The school system is in serious financial straits, said this caused the state legislature to pass a bill last winter ousting the predominantly white school board with which HEW had negotiated. In May, Byrne appointed a new, predominantly black and Hispanic board which conducted most of the negotiations leading to yesterday's agreement.
A Justice spokesman characterized those negotiations as cooperative. The school board's Hughes, a Northwestern University law professorr, had been a longtime friend of Assistant Attorney General Drew Days and "they were able to hit it off," the spokesman said. Hughes and Days are black.
Days, personally handling the final details of the settlement, flew to Chicago yesterday for a rare court appearance. He filed both a suit formally charging the Chicago school system with discrimination and the consent decree that the city school board and Justice Department signed.
In March the board must file its detailed plan. There could be hearings and a court order if Justice objects to it.
Attorney General Benjamin Civiletti urged his department to attempt to reach a negotiated settlement and avoid a court battle, particularly because of the serious financial problems of the Chicago school system.

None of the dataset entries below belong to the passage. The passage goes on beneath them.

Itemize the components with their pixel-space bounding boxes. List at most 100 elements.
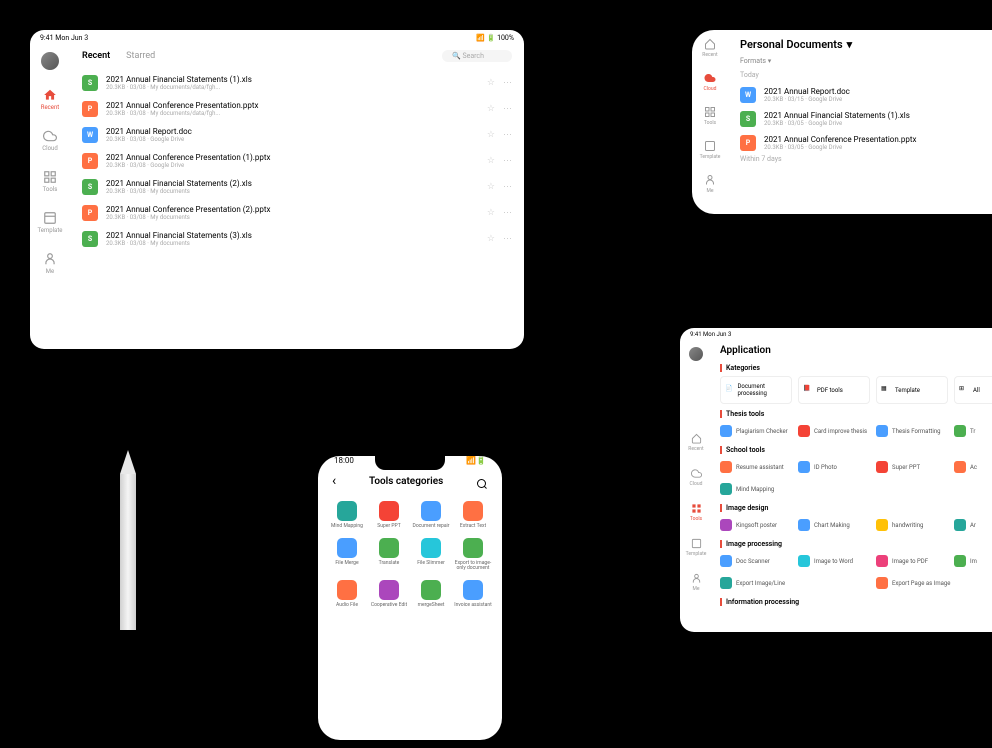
file-row[interactable]: S 2021 Annual Financial Statements (2).x… <box>82 174 512 200</box>
search-input[interactable]: 🔍 Search <box>442 50 512 62</box>
sidebar-item-cloud[interactable]: Cloud <box>42 129 57 152</box>
tab-starred[interactable]: Starred <box>126 51 155 61</box>
more-icon[interactable]: ⋯ <box>503 234 512 244</box>
tool-item[interactable]: ID Photo <box>798 458 870 476</box>
tool-item[interactable]: File Merge <box>328 538 366 572</box>
tab-recent[interactable]: Recent <box>82 51 110 61</box>
filter-dropdown[interactable]: Formats ▾ <box>740 57 992 65</box>
star-icon[interactable]: ☆ <box>487 130 495 140</box>
file-row[interactable]: W 2021 Annual Report.doc 20.3KB · 03/08 … <box>82 122 512 148</box>
more-icon[interactable]: ⋯ <box>503 156 512 166</box>
sidebar-item-template[interactable]: Template <box>38 211 63 234</box>
apple-pencil <box>120 450 136 630</box>
sidebar-item-template[interactable]: Template <box>700 140 721 160</box>
tool-item[interactable]: Ar <box>954 516 992 534</box>
tool-item[interactable]: Plagiarism Checker <box>720 422 792 440</box>
more-icon[interactable]: ⋯ <box>503 78 512 88</box>
user-icon <box>704 174 716 186</box>
file-row[interactable]: P 2021 Annual Conference Presentation.pp… <box>740 131 992 155</box>
tool-item[interactable]: Invoice assistant <box>454 580 492 609</box>
tool-item[interactable]: Export Page as Image <box>876 574 992 592</box>
avatar[interactable] <box>689 347 703 361</box>
tool-mind-mapping[interactable]: Mind Mapping <box>720 480 992 498</box>
star-icon[interactable]: ☆ <box>487 78 495 88</box>
tool-item[interactable]: Kingsoft poster <box>720 516 792 534</box>
tool-item[interactable]: handwriting <box>876 516 948 534</box>
tool-icon <box>876 519 888 531</box>
tool-item[interactable]: Thesis Formatting <box>876 422 948 440</box>
tool-item[interactable]: Image to Word <box>798 552 870 570</box>
tool-item[interactable]: Mind Mapping <box>328 501 366 530</box>
star-icon[interactable]: ☆ <box>487 156 495 166</box>
search-icon[interactable] <box>476 475 488 487</box>
nav-label: Recent <box>41 104 59 111</box>
tool-item[interactable]: Document repair <box>412 501 450 530</box>
file-row[interactable]: P 2021 Annual Conference Presentation (2… <box>82 200 512 226</box>
avatar[interactable] <box>41 52 59 70</box>
sidebar-item-template[interactable]: Template <box>686 538 707 557</box>
file-name: 2021 Annual Conference Presentation.pptx <box>764 135 992 144</box>
star-icon[interactable]: ☆ <box>487 208 495 218</box>
more-icon[interactable]: ⋯ <box>503 208 512 218</box>
file-row[interactable]: S 2021 Annual Financial Statements (3).x… <box>82 226 512 252</box>
sidebar-item-me[interactable]: Me <box>43 252 57 275</box>
page-title: Application <box>720 345 992 356</box>
star-icon[interactable]: ☆ <box>487 104 495 114</box>
tool-item[interactable]: Im <box>954 552 992 570</box>
tool-item[interactable]: Image to PDF <box>876 552 948 570</box>
tool-item[interactable]: Resume assistant <box>720 458 792 476</box>
tool-item[interactable]: Audio File <box>328 580 366 609</box>
file-row[interactable]: W 2021 Annual Report.doc 20.3KB · 03/15 … <box>740 83 992 107</box>
sidebar-item-me[interactable]: Me <box>704 174 716 194</box>
category-item[interactable]: ▦ Template <box>876 376 948 404</box>
nav-label: Me <box>46 268 54 275</box>
back-button[interactable]: ‹ <box>332 473 336 489</box>
tool-item[interactable]: Translate <box>370 538 408 572</box>
file-type-icon: W <box>82 127 98 143</box>
star-icon[interactable]: ☆ <box>487 182 495 192</box>
tool-label: Tr <box>970 428 975 435</box>
sidebar-item-tools[interactable]: Tools <box>704 106 716 126</box>
tool-item[interactable]: Export Image/Line <box>720 574 870 592</box>
sidebar-item-recent[interactable]: Recent <box>41 88 59 111</box>
sidebar-item-tools[interactable]: Tools <box>43 170 58 193</box>
tool-icon <box>463 501 483 521</box>
star-icon[interactable]: ☆ <box>487 234 495 244</box>
tool-item[interactable]: Tr <box>954 422 992 440</box>
file-row[interactable]: P 2021 Annual Conference Presentation.pp… <box>82 96 512 122</box>
category-label: PDF tools <box>817 387 843 394</box>
sidebar-item-cloud[interactable]: Cloud <box>690 468 703 487</box>
tool-item[interactable]: Super PPT <box>370 501 408 530</box>
tool-item[interactable]: Cooperative Edit <box>370 580 408 609</box>
file-row[interactable]: P 2021 Annual Conference Presentation (1… <box>82 148 512 174</box>
more-icon[interactable]: ⋯ <box>503 104 512 114</box>
file-row[interactable]: S 2021 Annual Financial Statements (1).x… <box>740 107 992 131</box>
more-icon[interactable]: ⋯ <box>503 182 512 192</box>
tool-item[interactable]: File Slimmer <box>412 538 450 572</box>
sidebar-item-recent[interactable]: Recent <box>702 38 717 58</box>
tool-item[interactable]: Doc Scanner <box>720 552 792 570</box>
tool-item[interactable]: Export to image-only document <box>454 538 492 572</box>
category-item[interactable]: 📕 PDF tools <box>798 376 870 404</box>
sidebar-item-tools[interactable]: Tools <box>690 503 702 522</box>
sidebar-item-me[interactable]: Me <box>691 573 702 592</box>
folder-dropdown[interactable]: Personal Documents ▾ <box>740 38 992 51</box>
sidebar-item-recent[interactable]: Recent <box>688 433 703 452</box>
tool-item[interactable]: Card improve thesis <box>798 422 870 440</box>
category-label: All <box>973 387 980 394</box>
tool-item[interactable]: Ac <box>954 458 992 476</box>
tool-item[interactable]: mergeSheet <box>412 580 450 609</box>
tool-item[interactable]: Chart Making <box>798 516 870 534</box>
file-row[interactable]: S 2021 Annual Financial Statements (1).x… <box>82 70 512 96</box>
category-label: Document processing <box>737 383 787 397</box>
category-item[interactable]: ⊞ All <box>954 376 992 404</box>
nav-label: Recent <box>702 52 717 58</box>
section-school: School tools <box>720 446 992 454</box>
file-meta: 20.3KB · 03/05 · Google Drive <box>764 144 992 151</box>
sidebar-item-cloud[interactable]: Cloud <box>704 72 717 92</box>
category-item[interactable]: 📄 Document processing <box>720 376 792 404</box>
more-icon[interactable]: ⋯ <box>503 130 512 140</box>
grid-icon <box>43 170 57 184</box>
tool-item[interactable]: Super PPT <box>876 458 948 476</box>
tool-item[interactable]: Extract Text <box>454 501 492 530</box>
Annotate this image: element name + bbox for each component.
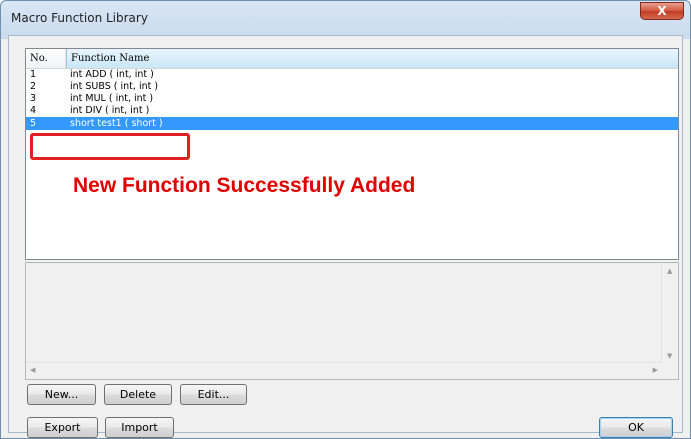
scroll-right-icon[interactable]: ▶ bbox=[653, 366, 658, 374]
row-function-name: int DIV ( int, int ) bbox=[70, 105, 150, 116]
macro-function-library-window: Macro Function Library X No. Function Na… bbox=[0, 0, 691, 439]
row-function-name: short test1 ( short ) bbox=[70, 118, 163, 129]
scroll-up-icon[interactable]: ▲ bbox=[667, 267, 672, 275]
list-row[interactable]: 1 int ADD ( int, int ) bbox=[26, 69, 678, 81]
list-row[interactable]: 4 int DIV ( int, int ) bbox=[26, 105, 678, 117]
scroll-left-icon[interactable]: ◀ bbox=[30, 366, 35, 374]
window-title: Macro Function Library bbox=[11, 11, 148, 25]
row-function-name: int MUL ( int, int ) bbox=[70, 93, 154, 104]
row-number: 1 bbox=[30, 69, 37, 80]
row-number: 5 bbox=[30, 118, 37, 129]
import-button[interactable]: Import bbox=[105, 417, 174, 438]
ok-button[interactable]: OK bbox=[599, 417, 673, 438]
annotation-text: New Function Successfully Added bbox=[73, 174, 416, 197]
vertical-scrollbar[interactable]: ▲ ▼ bbox=[661, 263, 678, 363]
edit-button[interactable]: Edit... bbox=[180, 384, 247, 405]
column-header-no[interactable]: No. bbox=[26, 49, 66, 68]
dialog-body: No. Function Name 1 int ADD ( int, int )… bbox=[8, 35, 683, 438]
scroll-down-icon[interactable]: ▼ bbox=[667, 352, 672, 360]
close-icon: X bbox=[657, 4, 667, 18]
list-row[interactable]: 2 int SUBS ( int, int ) bbox=[26, 81, 678, 93]
list-header: No. Function Name bbox=[26, 49, 678, 69]
new-button[interactable]: New... bbox=[27, 384, 96, 405]
row-number: 3 bbox=[30, 93, 37, 104]
list-row[interactable]: 3 int MUL ( int, int ) bbox=[26, 93, 678, 105]
list-row-selected[interactable]: 5 short test1 ( short ) bbox=[26, 117, 678, 130]
row-function-name: int SUBS ( int, int ) bbox=[70, 81, 159, 92]
list-rows: 1 int ADD ( int, int ) 2 int SUBS ( int,… bbox=[26, 69, 678, 130]
highlight-callout-box bbox=[30, 133, 190, 160]
close-button[interactable]: X bbox=[640, 2, 684, 20]
title-bar[interactable]: Macro Function Library X bbox=[1, 1, 690, 35]
row-number: 4 bbox=[30, 105, 37, 116]
column-header-function-name[interactable]: Function Name bbox=[66, 49, 678, 68]
horizontal-scrollbar[interactable]: ◀ ▶ bbox=[26, 362, 662, 379]
function-list[interactable]: No. Function Name 1 int ADD ( int, int )… bbox=[25, 48, 679, 260]
function-description-pane[interactable]: ▲ ▼ ◀ ▶ bbox=[25, 262, 679, 380]
row-function-name: int ADD ( int, int ) bbox=[70, 69, 154, 80]
row-number: 2 bbox=[30, 81, 37, 92]
export-button[interactable]: Export bbox=[27, 417, 98, 438]
delete-button[interactable]: Delete bbox=[104, 384, 172, 405]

Civil rights observers complained yesterday that the issue over which Tatel and the Chicago board fought is still unresolved in yesterday's agreement and any desegregation specifics are postponed until March when the school board is to file its formal plan.
"What they have done is agree to plan," said the NAACP's Atkins. "Hell, they could have done that 10 months ago."
"I think people should wait and see what the plan is before they shoot it down," said a spokesman for Justice's Civil Rights Division.